Treatment And Rehabilitation

If the fracture is stable (without damage to the ligament or mortise joint), it may be treated with a leg cast or brace. Initially, a long leg cast may be applied, which may later be replaced with a short walking cast. It takes at least six weeks for a broken ankle to heal, and it may be several months before you can return to play at your previous competitive level. Your doctor will probably schedule additional X-rays while the bones heal, to be sure that changes or pressure on the ankle are not causing the bones to shift. If ligaments are also torn, or if the fracture has created a loose piece of bone that can irritate the joint, surgery may be needed to “fix” the bones together so they can heal properly. . The surgeon may use a plate, metal or absorbable screws, staples, or tension bands to hold the bones in place.
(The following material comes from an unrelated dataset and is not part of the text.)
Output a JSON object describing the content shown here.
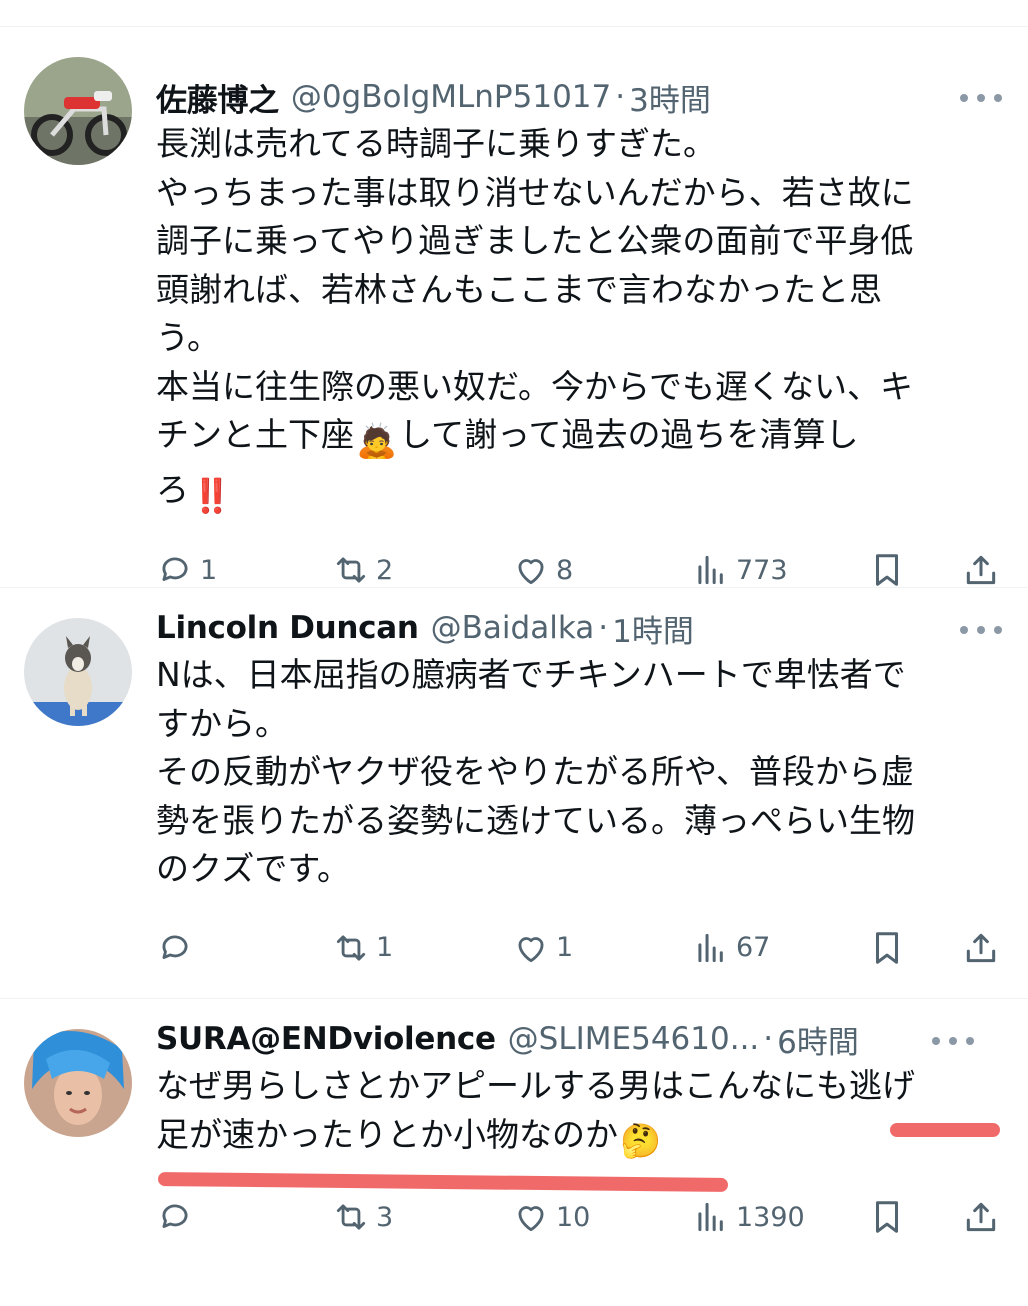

Usually, there are few complications, although the risk is higher in diabetics and smokers. Afterwards, the surgeon will prescribe a program of rehabilitation and strengthening. Range of motion exercises are important, but keeping weight off the ankle is equally important. A child who breaks an ankle should be checked regularly for up to two years to make sure that growth progresses properly without deformities or unequal leg-length. The ankle actually consists of two joints, one on top of the other. A fractured ankle may involve one or more bones, as well as injury to the surrounding connecting tissue (ligaments).